I stayed in NYC for a while after playing the Stones dates with Metric this winter and noticed some fine-print mentions of SPIN Magazine being for sale. Then on February 2, The Wall Street Journal online reported that Hartle Media was buying the magazine for "dirt cheap," a measly $250,000. What? You can't buy a crappy condominium for that little! In a flash I decided I would outbid them and buy SPIN before daybreak. The launching of the new magazine would in itself be an elegantly orchestrated dream story for all media outlets, and I imagined myself living the headline: FEMME ROCKER EMILY HAINES BUYS MUSIC MAGAZINE FOR PENNIES, PUTS SELF ON COVER.

Finally, Metric would get some real mainstream coverage! More importantly, we would save SPIN and forgive them for saying that My Chemical Romance was our new favorite band. We would assemble an all-star board of directors to complement the existing staff, a selection of luminaries from related fields to root the magazine in the reality of today's music world while attending to our commercial interests. With their help, the magazine would expand it's circulation outside of America and bring the SPIN brand into Canada, with an emphasis on regional content to complement internationally syndicated stories, giving the magazine the relevance and immediacy it requires to be a success in a fractured marketplace. The magazine's online component would be world-class; we would hire established music bloggers, celebrity print journalists and respected rock photographers with guaranteed audiences of their own. We would integrate the of-the-moment voyeuristic appeal of popular websites like gawker.com and lastnightsparty.com with more lasting interpretive, critical and analytical pieces of old school rock journalism without the white boy indie elitism and drabness of sites like pitchfork.com.

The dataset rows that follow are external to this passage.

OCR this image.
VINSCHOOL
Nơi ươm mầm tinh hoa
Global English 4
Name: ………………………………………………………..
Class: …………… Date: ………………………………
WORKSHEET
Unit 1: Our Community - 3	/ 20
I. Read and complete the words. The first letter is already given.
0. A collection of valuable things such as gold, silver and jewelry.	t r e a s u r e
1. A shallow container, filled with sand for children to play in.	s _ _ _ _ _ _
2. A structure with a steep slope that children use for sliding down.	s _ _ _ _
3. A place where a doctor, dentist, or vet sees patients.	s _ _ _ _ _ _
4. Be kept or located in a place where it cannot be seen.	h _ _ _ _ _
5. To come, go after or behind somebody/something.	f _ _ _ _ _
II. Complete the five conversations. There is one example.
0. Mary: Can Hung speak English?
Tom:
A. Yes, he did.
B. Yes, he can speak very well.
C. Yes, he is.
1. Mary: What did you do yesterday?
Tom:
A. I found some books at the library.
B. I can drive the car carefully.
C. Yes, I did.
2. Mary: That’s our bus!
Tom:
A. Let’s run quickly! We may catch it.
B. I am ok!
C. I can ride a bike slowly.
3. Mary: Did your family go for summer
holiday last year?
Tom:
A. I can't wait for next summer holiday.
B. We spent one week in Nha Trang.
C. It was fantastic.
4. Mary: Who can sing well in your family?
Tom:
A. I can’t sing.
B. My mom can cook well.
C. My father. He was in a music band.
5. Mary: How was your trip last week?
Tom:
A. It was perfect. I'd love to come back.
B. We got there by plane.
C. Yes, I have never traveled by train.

In keeping with the spirit of the original SPIN, we would create a magazine which speaks to music fans in their own words, merging the best of regional weeklies like The Village Voice with the gossip & glitter of the NME, linking the stars of peer-to-peer internet message boards with A-List music writers who we consider direct descendents of Lester Bangs, Dave Hickey and Greil Marcus. To cap it all off, the new SPIN would simultaneously be introduced to the world as a BRAVO reality series - airing right after Top Chef! - chronicling the ups & downs of this generation of overgrown kids (writers, musicians, fashion designers, video directors, photographers, and most of all the music fans who ultimately hold all the power) stepping up to own what is rightfully theirs. Rainbows would fill the sky and Brian from Holy Fuck! would double ride me to work every day on his Unicorn.

No. Last week the sale of the magazine was finalized, and it wasn't sold to me. Everyone is getting fired. I heard that Chuck Klosterman - the very writer who named me the Jackie Onassis of hipster rock at SXSW! - quit. My imaginary moment as a media mogul has passed and the future is anyone's guess. R.I.P. SPIN Magazine, much love.